I head a hissing noise and realized a moment later I was making it. It was the sound of the air coming out of the room.

“Did we get it all wrong?” Kate asked, looking sharply at Max. But his eyes were on Avery, striding the massive stage in Sydney.

“People say to me, ‘Jim, you’re a dreamer. Hope by itself won’t fix what’s broken in the world. Don’t you see the dark clouds on the horizon? Hope’s not an answer.
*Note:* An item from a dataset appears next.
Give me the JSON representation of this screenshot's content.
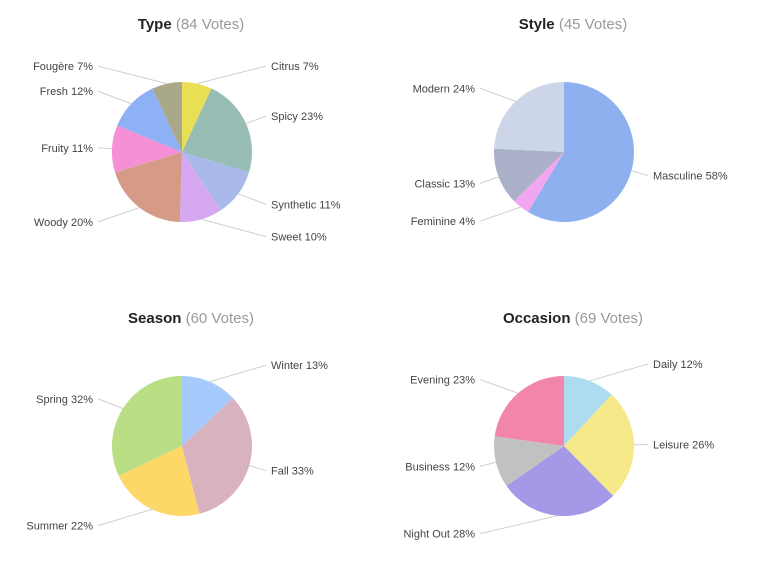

“And, you see, all that proves is, they don’t understand Your World. This isn’t about me giving you the answers. This is about what we can build together.” Avery stepped toward the camera, eyeing it like the prettiest girl at the dance. “Hope isn’t The Answer-Hope is our belief that, together, we can find answers. When you join Your World, you become a member of a worldwide community who refuse to be categorized, refuse to be led, people who band together to make their own towns and cities into better places to live. Not to build the world I want for them or what Government wants. What they want.”

“What a crock,” I said but Max shushed me right away.

“Quiet,” he said. “He’s talking to us.”

Avery stood heroic, right above the camera, a spotlight winking out behind him as he gestured. “So if the dark clouds are coming, I say let them come. They always have, all through history. But we have a way to fight back!”

Max switched it off. He turned to us, galvanized. “It’s real,” he said. “We’re not wrong.”

“So the whole thing’s a recruiting drive for Your World?” Kate asked, not convinced and I wasn’t sure either.

“Why not? He’s positioning, marketing his corporation. Tonight, he sounds optimistic: I’m not worried about the dark clouds. Tomorrow, they’ll look back at how brilliant, prescient-”

“Almost like he knew what was comin’-”

“Eerie, isn’t it?”

“But what does it get him? What’s he do when they’re all members?”

“Every time Avery speaks of Hope, underneath, he’s festering anger, resentment. I sensed it in the car going to L Corp-in him, they’re the two sides of the same coin. He’s telling his followers, ‘Bring us your anger and we’ll do something about it’. I don’t have to know every detail to know how bad that is.”

Kate bit her lip until it bled. “I’m not asking for details. I just want to know we’re not fooling ourselves. How do we know? For sure?”